Carson was getting the fire going as he crouched in front of me, studying my face with a focus that made it impossible to breathe normally.
“Don’t scare me like that,” he said quietly.
My heart squeezed. “I didn’t plan to.”
He gave me a look so tender it nearly unraveled me. “I know.”
For a moment, the smallest breath of a moment, there was nothing but that look. The memory of last night. The heat that rose between us was like a second fire.
Carson straightened so fast he nearly slipped again. I hid my face behind my hands.
“I’m going to gather more wood,” he muttered, clearly needing a second to breathe.
“I’ll start the soup and sandwiches.” I followed him with my eyes, watching the way his shoulders moved.
Jake and Emma snuck to an area of pines that were more private while I unlocked our food barrels and grabbed some bread.
When Carson returned with an armful of kindling, the first thing he asked was, “Any dizziness? Any numbness?”
“I’m fine,” I promised. “It’s not like I hit my head.”
Because despite the slip, despite the cold, despite the embarrassment, I had never felt safer in my life than in the moment his arms wrapped around me as I fell.
The rest of the afternoon passed in a strange blend of normalcy and electricity. The Butterfields chattered over lunch, thrilled by the romantic lake rescue event. Jake reenacted my slip twice, each time with more dramatic flair. Emma kept winking at us.
But it was Carson who unsettled me the most.
Every time our hands brushed, he stilled. Every time I laughed, he looked too long. Every time I met his eyes with even the smallest spark of last night lingering between us, he swallowed hard and looked away.

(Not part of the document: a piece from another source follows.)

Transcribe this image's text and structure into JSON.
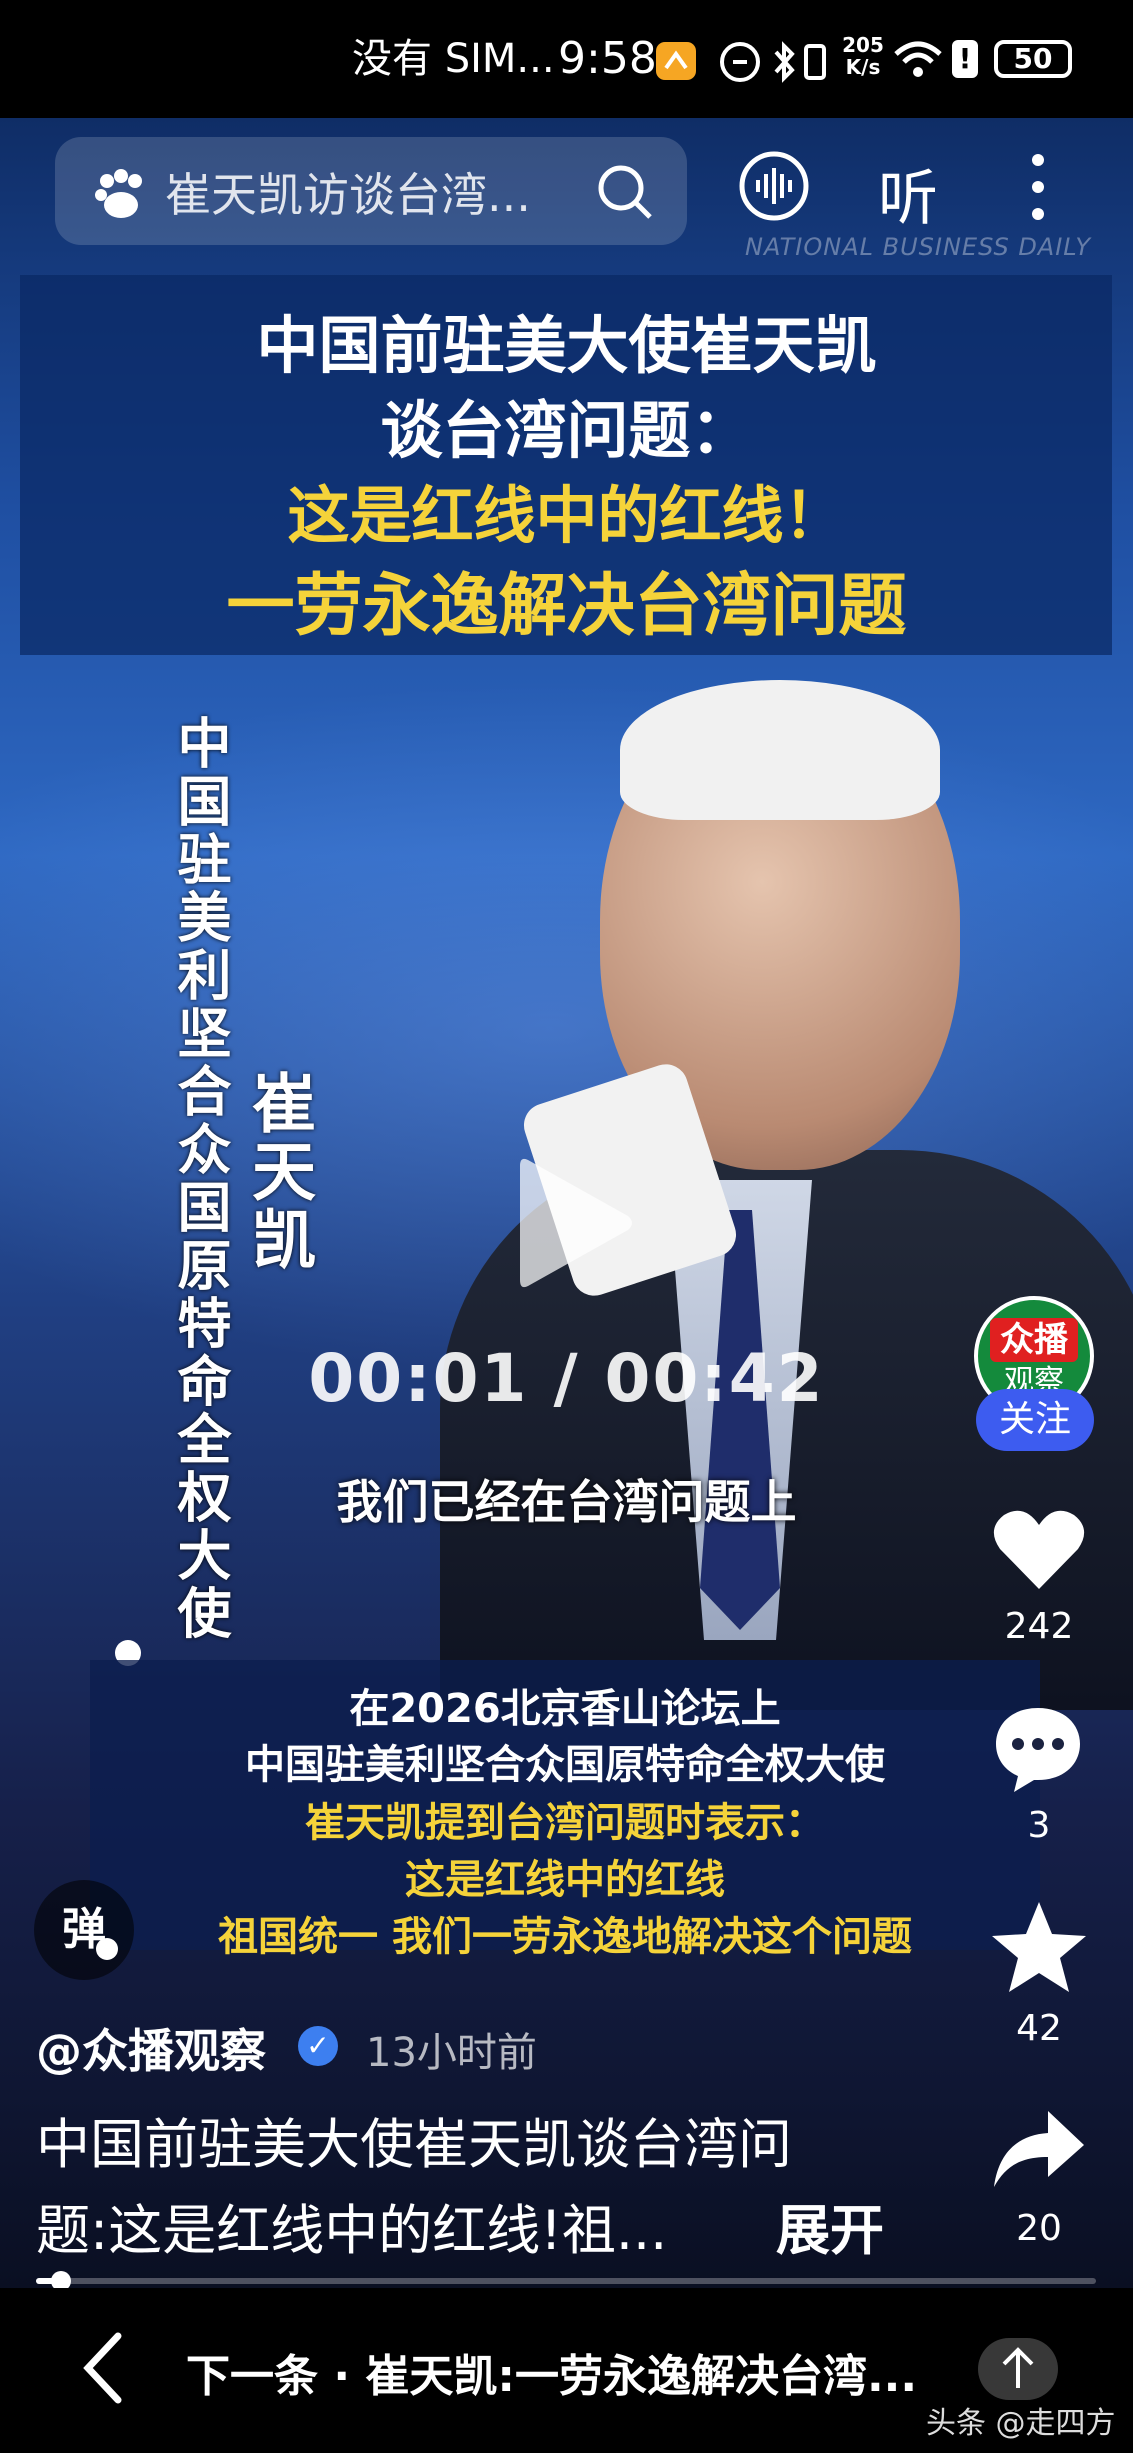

Because tenderness shook him, and he hadn’t expected it.
I knew this because the same thing happened to me.
Because maybe, I dared to hope, he wanted more.
When Emma stepped away to photograph a perfect shot near the woods, and Jake followed, Carson finally sat beside me, our knees nearly touching.
“You scared me,” he said softly. “More than I expected.”
My breath hitched. “I’m okay.”
“I know. But that’s not the point.”
“What is the point?” I asked quietly.
He looked at me, and the world stilled around us.
“That I don’t know how to do this halfway,” he said. “Not with you.”
And something inside me shifted into a warm uncertainty that both terrified and thrilled me.
Wind rustled the pines, and my pulse beat loud in my ears.
I didn’t say anything.
Not yet.
But I didn’t look away either, and Carson’s small smile told me that, for now, that was enough.